Abu Shalih dan Malik meriwayatkan dari Zaid bin Aslam berkata tentang firmanNya (apabila ia telah binasa) yaitu di neraka


📚 Tafsir Juz 'Amma / Syaikh Prof. Dr. Shalih bin Fauzan al-Fauzan, anggota Lajnah Daaimah (Komite Fatwa Majelis Ulama KSA)

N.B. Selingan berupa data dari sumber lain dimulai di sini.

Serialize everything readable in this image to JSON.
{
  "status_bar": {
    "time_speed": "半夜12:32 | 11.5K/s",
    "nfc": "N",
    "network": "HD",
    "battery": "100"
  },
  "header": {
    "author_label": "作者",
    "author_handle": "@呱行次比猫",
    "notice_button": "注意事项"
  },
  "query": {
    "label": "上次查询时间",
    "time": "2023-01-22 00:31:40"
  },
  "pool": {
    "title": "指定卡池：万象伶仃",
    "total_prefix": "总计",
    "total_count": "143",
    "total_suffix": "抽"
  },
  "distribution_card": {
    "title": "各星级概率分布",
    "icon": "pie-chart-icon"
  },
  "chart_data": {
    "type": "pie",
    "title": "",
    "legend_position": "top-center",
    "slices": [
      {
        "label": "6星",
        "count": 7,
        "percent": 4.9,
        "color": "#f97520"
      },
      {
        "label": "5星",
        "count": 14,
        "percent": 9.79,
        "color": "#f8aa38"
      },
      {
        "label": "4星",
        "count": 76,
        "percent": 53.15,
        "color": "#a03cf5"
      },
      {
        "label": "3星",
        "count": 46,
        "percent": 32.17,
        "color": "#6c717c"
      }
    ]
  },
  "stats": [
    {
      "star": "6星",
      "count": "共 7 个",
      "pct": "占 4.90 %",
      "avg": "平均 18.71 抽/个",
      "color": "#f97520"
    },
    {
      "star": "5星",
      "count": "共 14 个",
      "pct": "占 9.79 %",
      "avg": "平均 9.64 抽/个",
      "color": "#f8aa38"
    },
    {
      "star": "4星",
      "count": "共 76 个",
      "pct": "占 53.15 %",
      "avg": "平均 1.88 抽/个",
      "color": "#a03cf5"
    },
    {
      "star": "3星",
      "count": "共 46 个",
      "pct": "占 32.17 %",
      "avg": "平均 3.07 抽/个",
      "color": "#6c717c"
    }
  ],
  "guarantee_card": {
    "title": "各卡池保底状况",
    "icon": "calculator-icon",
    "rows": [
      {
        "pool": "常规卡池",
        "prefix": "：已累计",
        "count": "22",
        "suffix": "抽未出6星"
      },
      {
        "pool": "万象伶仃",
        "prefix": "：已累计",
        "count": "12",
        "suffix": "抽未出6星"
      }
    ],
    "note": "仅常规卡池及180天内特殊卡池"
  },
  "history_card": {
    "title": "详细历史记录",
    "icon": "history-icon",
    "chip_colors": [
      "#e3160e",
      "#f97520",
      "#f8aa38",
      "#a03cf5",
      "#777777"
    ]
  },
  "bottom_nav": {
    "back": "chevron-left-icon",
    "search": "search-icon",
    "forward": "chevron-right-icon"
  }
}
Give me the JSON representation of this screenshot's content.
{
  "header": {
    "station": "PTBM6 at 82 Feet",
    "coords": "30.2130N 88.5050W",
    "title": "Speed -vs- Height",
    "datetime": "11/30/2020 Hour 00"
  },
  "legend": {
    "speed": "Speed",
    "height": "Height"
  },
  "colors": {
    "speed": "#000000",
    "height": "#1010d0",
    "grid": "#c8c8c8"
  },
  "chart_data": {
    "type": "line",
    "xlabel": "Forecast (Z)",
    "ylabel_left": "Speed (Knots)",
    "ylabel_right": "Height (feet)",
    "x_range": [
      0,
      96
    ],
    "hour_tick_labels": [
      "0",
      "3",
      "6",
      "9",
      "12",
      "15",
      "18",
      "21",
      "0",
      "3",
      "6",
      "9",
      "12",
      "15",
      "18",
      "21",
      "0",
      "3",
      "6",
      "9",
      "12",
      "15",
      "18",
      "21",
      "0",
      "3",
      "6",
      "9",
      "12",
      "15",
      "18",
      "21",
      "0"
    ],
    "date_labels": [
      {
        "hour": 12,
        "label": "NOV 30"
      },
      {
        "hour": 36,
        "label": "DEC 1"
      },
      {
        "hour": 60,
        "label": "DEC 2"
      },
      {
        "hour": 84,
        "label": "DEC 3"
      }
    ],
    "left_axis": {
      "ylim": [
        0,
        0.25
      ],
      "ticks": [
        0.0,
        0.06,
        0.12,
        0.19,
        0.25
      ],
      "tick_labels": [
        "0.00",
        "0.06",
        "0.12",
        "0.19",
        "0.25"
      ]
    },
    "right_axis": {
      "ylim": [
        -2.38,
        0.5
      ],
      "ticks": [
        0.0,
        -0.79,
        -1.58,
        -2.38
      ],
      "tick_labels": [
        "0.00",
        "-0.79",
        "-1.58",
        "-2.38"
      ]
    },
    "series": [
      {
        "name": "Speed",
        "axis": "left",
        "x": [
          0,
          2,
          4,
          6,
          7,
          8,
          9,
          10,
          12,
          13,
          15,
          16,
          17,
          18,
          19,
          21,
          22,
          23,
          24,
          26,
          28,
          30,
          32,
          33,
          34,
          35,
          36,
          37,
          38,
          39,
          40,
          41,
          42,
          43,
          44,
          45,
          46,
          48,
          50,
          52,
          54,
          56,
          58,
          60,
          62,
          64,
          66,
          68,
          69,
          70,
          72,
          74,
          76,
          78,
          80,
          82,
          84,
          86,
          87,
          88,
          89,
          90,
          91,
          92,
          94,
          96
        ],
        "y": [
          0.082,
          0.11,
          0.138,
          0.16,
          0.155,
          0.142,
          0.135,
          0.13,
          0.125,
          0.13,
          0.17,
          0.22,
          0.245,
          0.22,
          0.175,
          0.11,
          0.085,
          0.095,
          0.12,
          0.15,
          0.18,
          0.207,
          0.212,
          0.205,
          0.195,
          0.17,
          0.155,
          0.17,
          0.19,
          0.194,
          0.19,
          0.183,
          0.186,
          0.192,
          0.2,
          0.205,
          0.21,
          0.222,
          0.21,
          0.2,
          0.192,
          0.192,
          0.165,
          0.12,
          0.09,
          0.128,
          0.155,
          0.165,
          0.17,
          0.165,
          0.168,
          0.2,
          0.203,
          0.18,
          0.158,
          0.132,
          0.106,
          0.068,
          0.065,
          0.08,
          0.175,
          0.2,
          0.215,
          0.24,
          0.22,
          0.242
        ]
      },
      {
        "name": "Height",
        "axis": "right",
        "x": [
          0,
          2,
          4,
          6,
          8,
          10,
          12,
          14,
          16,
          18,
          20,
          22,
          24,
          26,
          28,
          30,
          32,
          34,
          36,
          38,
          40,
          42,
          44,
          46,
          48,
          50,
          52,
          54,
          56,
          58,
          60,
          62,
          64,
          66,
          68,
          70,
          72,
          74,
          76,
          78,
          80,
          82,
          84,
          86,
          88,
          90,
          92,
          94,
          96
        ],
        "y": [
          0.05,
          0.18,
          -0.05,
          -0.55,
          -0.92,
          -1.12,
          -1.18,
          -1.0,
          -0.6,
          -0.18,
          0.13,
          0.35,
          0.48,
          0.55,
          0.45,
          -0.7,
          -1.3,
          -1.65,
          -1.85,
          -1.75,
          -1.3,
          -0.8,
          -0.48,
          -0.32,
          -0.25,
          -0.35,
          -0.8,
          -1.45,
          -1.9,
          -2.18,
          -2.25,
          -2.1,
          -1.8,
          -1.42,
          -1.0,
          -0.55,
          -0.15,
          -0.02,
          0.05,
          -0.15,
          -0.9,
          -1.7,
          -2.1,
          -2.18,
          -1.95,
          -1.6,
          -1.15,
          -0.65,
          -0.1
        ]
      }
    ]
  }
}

Kemudian Allah ﷻ berkata kepada mereka yang dimaksud dalam dua ayat sebelumnya : { بَخِلَ وَاسْتَغْنَىٰ , وَكَذَّبَ بِالْحُسْنَىٰ }

Allah berfirman : { وَمَا يُغْنِي عَنْهُ مَالُهُ إِذَا تَرَدَّىٰ } Jika ia mati, maka harta yang telah ia kumpulkan di dunia tidak lagi bermanfaat bagi kehidupannya di akhirat, sedangkan ia tidak mempersembahkan apapun untuk akhiratnya, dan tidak pula ia beriman kepada janji Allah ﷻ , sebanyak apapun simpanannya di lembaga-lembaga penyimpanan uang tanpa iman dalam dirinya harta itu tidak akan bermanfaat di akhirat kelak, dia akan dibangkitkan dari kematian tanpa membawa apa-apa, harta yang ia tingglkan dengan jumlah yang begitu banyak akan menjadi rebutan diantara sanak family yag ia tinggalkan.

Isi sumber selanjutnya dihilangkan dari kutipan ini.